Food production combined with energy production on agricultural land has created a food-energy conflict and farmers are moving from crop production to production of electricity through solar energy since it’s about 10 times more profitable. The first ground-mounted solar power plants installed on agricultural land brought up a debate whether valuable acreage was being taken from farmlands and turning food producers into energy producers.
A possible solution would be an alliance between photovoltaics and photosynthesis. Agrophotovoltaic systems can make efficient use of agricultural land so that farmers can produce Crops as well as electricity from the same land.
An appropriate example would be the agrophotovoltaic plant in Heggelbach near Lake Constance, operated by the Demeter farm community. Organic crops are grown on a test field and solar PV modules are mounted a height of 5 meters above the ground. Semi-transparent glass modules are placed at a larger interval to ensure that the crops growing underneath receive 60% or more of sunlight required for photosynthesis. That way, electricity and agriculture go hand-in-hand to make the best use of land resource.

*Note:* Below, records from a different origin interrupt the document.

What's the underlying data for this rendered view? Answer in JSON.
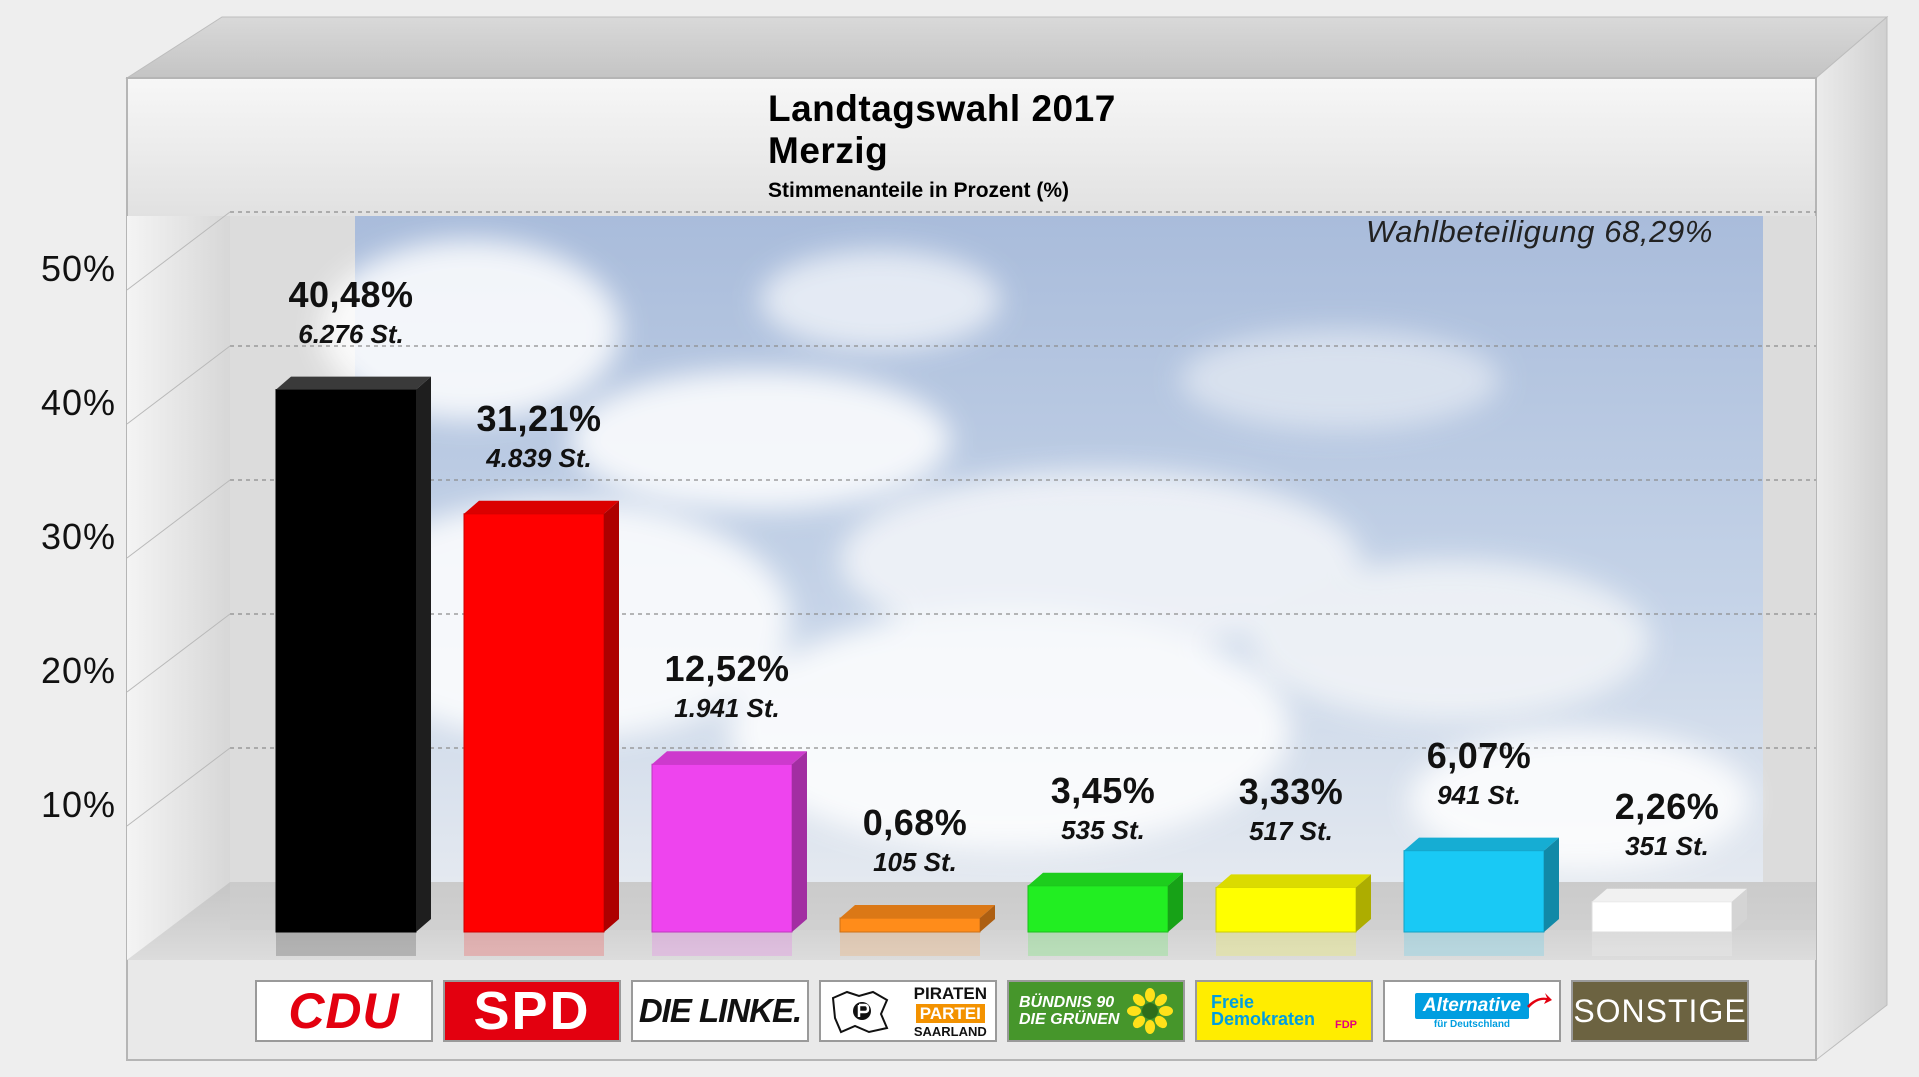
{
  "chart_data": {
    "type": "bar",
    "title": "Landtagswahl 2017",
    "subtitle_line2": "Merzig",
    "subtitle": "Stimmenanteile in Prozent (%)",
    "annotation": "Wahlbeteiligung 68,29%",
    "categories": [
      "CDU",
      "SPD",
      "DIE LINKE.",
      "PIRATEN PARTEI SAARLAND",
      "BÜNDNIS 90 DIE GRÜNEN",
      "Freie Demokraten FDP",
      "Alternative für Deutschland",
      "SONSTIGE"
    ],
    "values": [
      40.48,
      31.21,
      12.52,
      0.68,
      3.45,
      3.33,
      6.07,
      2.26
    ],
    "value_labels": [
      "40,48%",
      "31,21%",
      "12,52%",
      "0,68%",
      "3,45%",
      "3,33%",
      "6,07%",
      "2,26%"
    ],
    "votes": [
      6276,
      4839,
      1941,
      105,
      535,
      517,
      941,
      351
    ],
    "vote_labels": [
      "6.276 St.",
      "4.839 St.",
      "1.941 St.",
      "105 St.",
      "535 St.",
      "517 St.",
      "941 St.",
      "351 St."
    ],
    "colors": [
      "#000000",
      "#ff0000",
      "#ee44ee",
      "#ff8c1a",
      "#22ee22",
      "#ffff00",
      "#19c9f5",
      "#ffffff"
    ],
    "ylim": [
      0,
      50
    ],
    "yticks": [
      "10%",
      "20%",
      "30%",
      "40%",
      "50%"
    ],
    "grid": true,
    "style": "3d"
  },
  "logos": {
    "cdu": "CDU",
    "spd": "SPD",
    "linke": "DIE LINKE.",
    "piraten_1": "PIRATEN",
    "piraten_2": "PARTEI",
    "piraten_3": "SAARLAND",
    "gruene_1": "BÜNDNIS 90",
    "gruene_2": "DIE GRÜNEN",
    "fdp_1": "Freie",
    "fdp_2": "Demokraten",
    "fdp_3": "FDP",
    "afd": "Alternative",
    "afd_2": "für Deutschland",
    "sonstige": "SONSTIGE"
  }
}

Partners of the project model “Agrophotovoltaics – Resource-Efficient Land Use” led by Fraunhofer ISE, want to explicate the technical, societal, ecological and economical effects of this new application of photovoltaics. They are also researching to find out which crops grow best underneath PV modules without loss of yield and the policies required to make this new technology accessible to farmers across nations.

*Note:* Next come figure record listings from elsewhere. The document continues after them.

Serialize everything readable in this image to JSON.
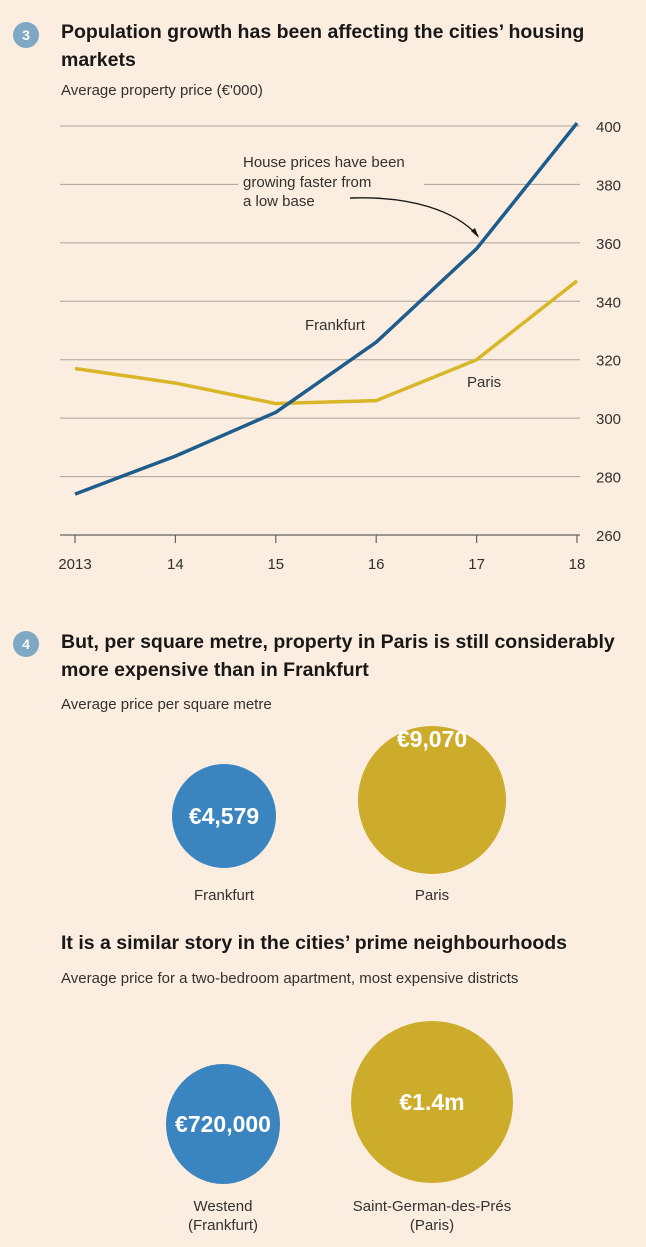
{
  "section3": {
    "badge": "3",
    "title": "Population growth has been affecting the cities’ housing markets",
    "subtitle": "Average property price (€'000)"
  },
  "chart_data": {
    "type": "line",
    "x": [
      "2013",
      "14",
      "15",
      "16",
      "17",
      "18"
    ],
    "ylim": [
      260,
      400
    ],
    "yticks": [
      260,
      280,
      300,
      320,
      340,
      360,
      380,
      400
    ],
    "grid": true,
    "series": [
      {
        "name": "Frankfurt",
        "color": "#1e5c8b",
        "values": [
          274,
          287,
          302,
          326,
          358,
          401
        ]
      },
      {
        "name": "Paris",
        "color": "#d9b528",
        "values": [
          317,
          312,
          305,
          306,
          320,
          347
        ]
      }
    ],
    "annotation": {
      "lines": [
        "House prices have been",
        "growing faster from",
        "a low base"
      ]
    }
  },
  "section4": {
    "badge": "4",
    "title": "But, per square metre, property in Paris is still considerably more expensive than in Frankfurt",
    "subtitle": "Average price per square metre",
    "bubbles": [
      {
        "label": "Frankfurt",
        "value_text": "€4,579",
        "value": 4579,
        "color": "#3a84bf"
      },
      {
        "label": "Paris",
        "value_text": "€9,070",
        "value": 9070,
        "color": "#cdac2b"
      }
    ]
  },
  "section5": {
    "title": "It is a similar story in the cities’ prime neighbourhoods",
    "subtitle": "Average price for a two-bedroom apartment, most expensive districts",
    "bubbles": [
      {
        "label_line1": "Westend",
        "label_line2": "(Frankfurt)",
        "value_text": "€720,000",
        "value": 720000,
        "color": "#3a84bf"
      },
      {
        "label_line1": "Saint-German-des-Prés",
        "label_line2": "(Paris)",
        "value_text": "€1.4m",
        "value": 1400000,
        "color": "#cdac2b"
      }
    ]
  }
}
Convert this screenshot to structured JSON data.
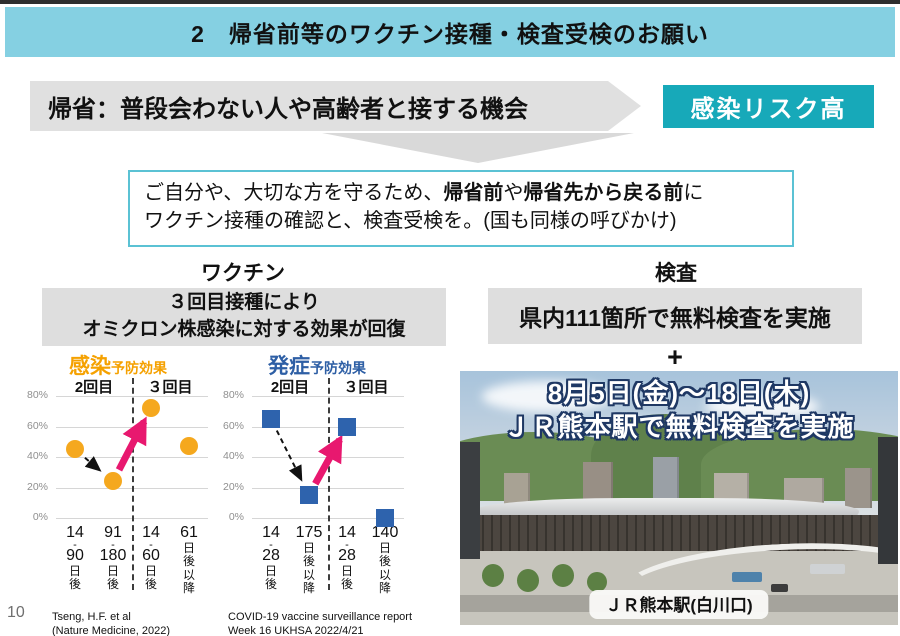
{
  "page": {
    "number": "10"
  },
  "header": {
    "title": "2　帰省前等のワクチン接種・検査受検のお願い"
  },
  "banner": {
    "text": "帰省：普段会わない人や高齢者と接する機会",
    "risk_label": "感染リスク高"
  },
  "notice": {
    "line1_segments": [
      {
        "text": "ご自分や、大切な方を守るため、",
        "bold": false
      },
      {
        "text": "帰省前",
        "bold": true
      },
      {
        "text": "や",
        "bold": false
      },
      {
        "text": "帰省先から戻る前",
        "bold": true
      },
      {
        "text": "に",
        "bold": false
      }
    ],
    "line2": "ワクチン接種の確認と、検査受検を。(国も同様の呼びかけ)"
  },
  "vaccine": {
    "title": "ワクチン",
    "highlight_line1": "３回目接種により",
    "highlight_line2": "オミクロン株感染に対する効果が回復"
  },
  "chart_data": [
    {
      "type": "scatter",
      "title_main": "感染",
      "title_sub": "予防効果",
      "marker": "circle",
      "color": "#F5A81E",
      "phase_labels": [
        "2回目",
        "３回目"
      ],
      "x_tick_lines": [
        [
          "14",
          "-",
          "90",
          "日",
          "後"
        ],
        [
          "91",
          "-",
          "180",
          "日",
          "後"
        ],
        [
          "14",
          "-",
          "60",
          "日",
          "後"
        ],
        [
          "61",
          "日",
          "後",
          "以",
          "降"
        ]
      ],
      "values": [
        45,
        24,
        72,
        47
      ],
      "yticks": [
        "80%",
        "60%",
        "40%",
        "20%",
        "0%"
      ],
      "ylim": [
        0,
        80
      ],
      "grid": true,
      "annotations": [
        {
          "style": "dashed",
          "from_index": 0,
          "to_index": 1,
          "color": "#111111"
        },
        {
          "style": "bold",
          "from_index": 1,
          "to_index": 2,
          "color": "#E8186F"
        }
      ],
      "source_lines": [
        "Tseng, H.F. et al",
        "(Nature Medicine, 2022)"
      ]
    },
    {
      "type": "scatter",
      "title_main": "発症",
      "title_sub": "予防効果",
      "marker": "square",
      "color": "#2E63AD",
      "phase_labels": [
        "2回目",
        "３回目"
      ],
      "x_tick_lines": [
        [
          "14",
          "-",
          "28",
          "日",
          "後"
        ],
        [
          "175",
          "日",
          "後",
          "以",
          "降"
        ],
        [
          "14",
          "-",
          "28",
          "日",
          "後"
        ],
        [
          "140",
          "日",
          "後",
          "以",
          "降"
        ]
      ],
      "values": [
        65,
        15,
        60,
        0
      ],
      "yticks": [
        "80%",
        "60%",
        "40%",
        "20%",
        "0%"
      ],
      "ylim": [
        0,
        80
      ],
      "grid": true,
      "annotations": [
        {
          "style": "dashed",
          "from_index": 0,
          "to_index": 1,
          "color": "#111111"
        },
        {
          "style": "bold",
          "from_index": 1,
          "to_index": 2,
          "color": "#E8186F"
        }
      ],
      "source_lines": [
        "COVID-19 vaccine surveillance report",
        "Week 16 UKHSA 2022/4/21"
      ]
    }
  ],
  "test": {
    "title": "検査",
    "highlight": "県内111箇所で無料検査を実施",
    "plus": "+"
  },
  "photo": {
    "overlay_line1": "8月5日(金)～18日(木)",
    "overlay_line2": "ＪＲ熊本駅で無料検査を実施",
    "caption": "ＪＲ熊本駅(白川口)"
  },
  "colors": {
    "header_bg": "#85D0E2",
    "risk_bg": "#17A9B9",
    "highlight_bg": "#DEDEDE",
    "infection_orange": "#F5A81E",
    "onset_blue": "#2E63AD",
    "arrow_pink": "#E8186F",
    "notice_border": "#5BC2D4"
  }
}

In the first year of operation, four crops i.e. wheat, potatoes, clover and celery were grown along with generation of 245,666 kWh of solar power. Harvesting crops and electricity on the same land leads to higher profits. The solar modules prevent the full amount of solar radiation from reaching crops and also affect the microclimate below the PV array. Data is being collected from microclimatic parameters like photosynthetic active radiation (PAR), precipitation and temperature underneath the solar arrays. Analyses indicate that the PAR under APV system is reduced by about 30%. All the four crops were grown without irrigation.

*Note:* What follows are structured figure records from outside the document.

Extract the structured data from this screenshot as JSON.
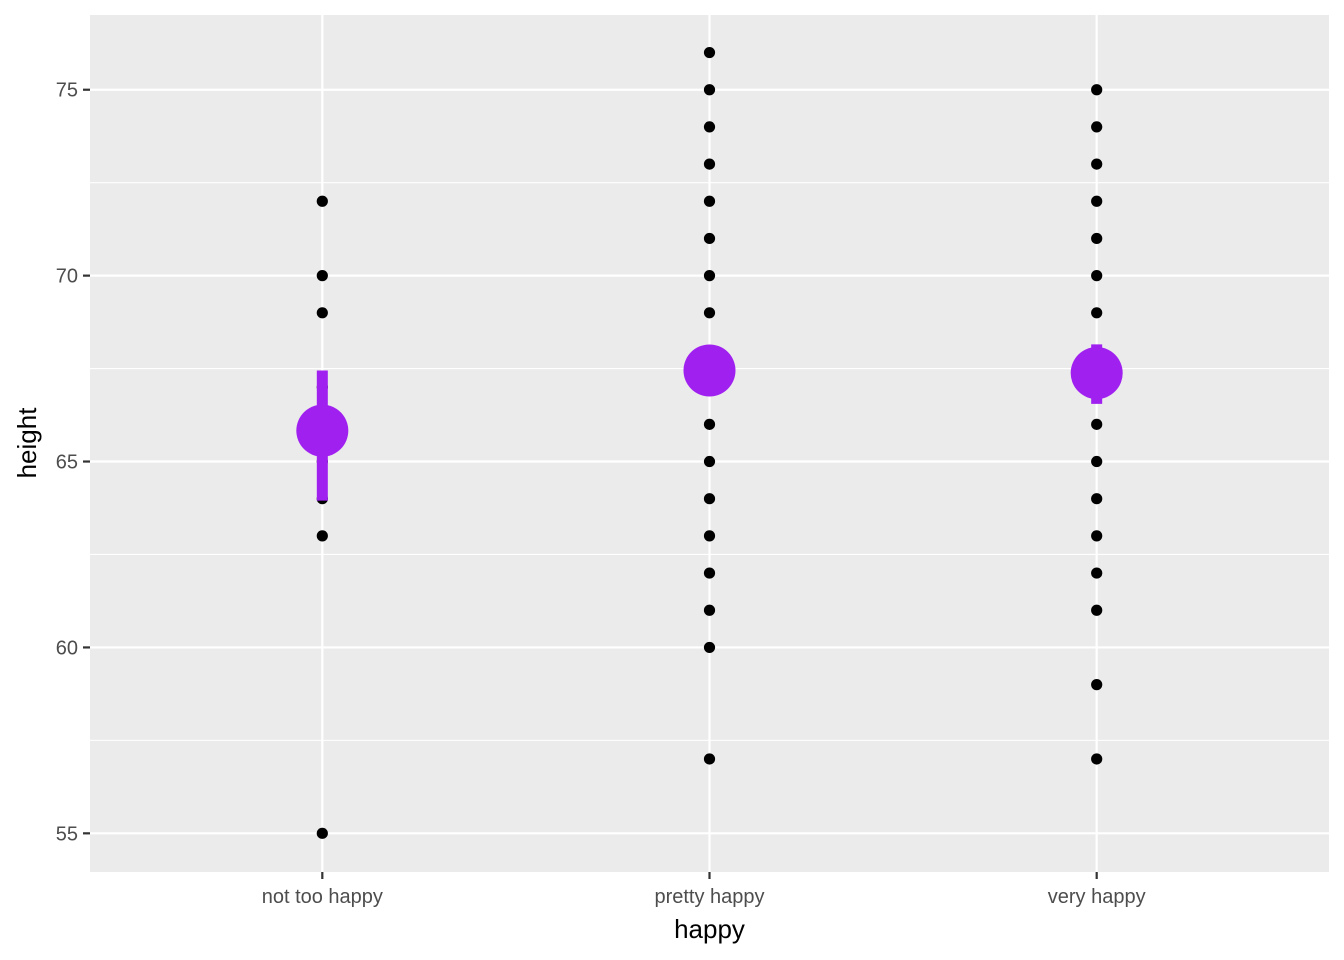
{
  "chart_data": {
    "type": "scatter",
    "title": "",
    "xlabel": "happy",
    "ylabel": "height",
    "categories": [
      "not too happy",
      "pretty happy",
      "very happy"
    ],
    "ylim": [
      53.96,
      77.01
    ],
    "y_ticks": [
      55,
      60,
      65,
      70,
      75
    ],
    "grid": true,
    "legend": "none",
    "series": [
      {
        "values": [
          {
            "category": "not too happy",
            "ys": [
              72,
              70,
              69,
              67,
              65,
              64,
              63,
              55
            ]
          },
          {
            "category": "pretty happy",
            "ys": [
              76,
              75,
              74,
              73,
              72,
              71,
              70,
              69,
              66,
              65,
              64,
              63,
              62,
              61,
              60,
              57
            ]
          },
          {
            "category": "very happy",
            "ys": [
              75,
              74,
              73,
              72,
              71,
              70,
              69,
              66,
              65,
              64,
              63,
              62,
              61,
              59,
              57
            ]
          }
        ]
      }
    ],
    "summary": [
      {
        "category": "not too happy",
        "mean": 65.83,
        "low": 63.95,
        "high": 67.45
      },
      {
        "category": "pretty happy",
        "mean": 67.45,
        "low": 66.9,
        "high": 68.1
      },
      {
        "category": "very happy",
        "mean": 67.38,
        "low": 66.55,
        "high": 68.15
      }
    ],
    "colors": {
      "panel": "#ebebeb",
      "grid": "#ffffff",
      "points": "#000000",
      "summary": "#a020f0"
    }
  }
}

The agrophotovoltaic model has thus proven to be successful inspite of a slight decrease in crop yield from the same agricultural land since there’s an overall increase in efficiency of land use by 60%.
There has been no ecological harm in this project so far and the biodiversity is still the same after installing a solar power plant on the land. A conventional solar power plant on the same land would allow no crops to be grown. However, we must wait for the life cycle analysis of the APV plant for a final conclusion on additional ecological advantages.
In order to improve chances of APV being implemented in a larger scale in future, further research and investment from the industry as well as political support is essential.